To some, the resume of Terence Crawford was completely laughable. A win over Julius Indongo allowed Crawford to become an undisputed champion at 140 pounds. A victory over Jeff Horn netted him a world title in his third division. Grabbing a win over Ricky Burns was also salient, as it began his run as a full-fledged champion.
Although they were notable victories in Crawford’s book, to at least a certain segment of the boxing world, it was nothing to brag about.
Fans eyed Crawford’s resume up and down. After doing so, some believed that he simply wasn’t capable of beating Errol Spence Jr. With the two officially squaring off this past July, Crawford (40-0, 31 KOs) didn’t say a word as his resume was constantly chastised.

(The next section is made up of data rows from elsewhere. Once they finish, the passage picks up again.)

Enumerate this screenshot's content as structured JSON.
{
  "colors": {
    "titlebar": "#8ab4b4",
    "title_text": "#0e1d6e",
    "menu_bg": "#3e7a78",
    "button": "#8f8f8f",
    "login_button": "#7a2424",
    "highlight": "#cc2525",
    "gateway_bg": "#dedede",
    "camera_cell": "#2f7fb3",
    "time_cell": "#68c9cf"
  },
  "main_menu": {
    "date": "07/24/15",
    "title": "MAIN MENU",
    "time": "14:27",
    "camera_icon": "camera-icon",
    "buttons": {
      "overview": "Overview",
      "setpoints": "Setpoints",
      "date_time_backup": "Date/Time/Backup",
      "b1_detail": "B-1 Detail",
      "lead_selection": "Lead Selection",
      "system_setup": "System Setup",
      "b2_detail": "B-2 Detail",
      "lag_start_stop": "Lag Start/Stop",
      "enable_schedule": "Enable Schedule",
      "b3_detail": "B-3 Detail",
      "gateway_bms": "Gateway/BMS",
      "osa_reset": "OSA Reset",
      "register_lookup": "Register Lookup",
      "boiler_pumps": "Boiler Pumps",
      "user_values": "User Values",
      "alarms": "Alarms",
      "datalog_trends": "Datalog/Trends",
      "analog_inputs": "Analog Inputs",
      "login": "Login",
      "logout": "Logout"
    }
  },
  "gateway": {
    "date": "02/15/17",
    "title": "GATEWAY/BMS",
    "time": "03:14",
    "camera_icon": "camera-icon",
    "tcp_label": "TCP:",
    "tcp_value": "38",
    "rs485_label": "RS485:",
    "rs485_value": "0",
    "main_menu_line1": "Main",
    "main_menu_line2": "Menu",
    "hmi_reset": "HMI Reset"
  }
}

Hard-fought bouts against the likes of Jose Benavidez Jr., Shawn Porter, and Egidijus Kavaliauskas were viewed as warning signs. If Crawford could struggle against those fighters, how could he deal with an elite operator like Spence?
That exact question was answered in the most violent of ways. Crawford toyed with his man on July 29th, dropping him on three separate occasions before eventually putting him out of his misery in the ninth round.
Crawford is now putting his hands to his ears. Silence is all he can hear from those who had so much to say. All along, the 35-year-old never believed for a single second that his resume wasn’t up to par. Now, after making it look incredibly easy, Crawford hopes that his critics all learned their lesson.
“If you look at my fight with Errol Spence and how easy I defeated Errol Spence compared to all these guys (on my résumé) that they were calling bums - that should tell them something right there,” said Crawford on Weighing In with Travis Hartman. “The guys you were calling bums put up a better fight than your favorite fighter.”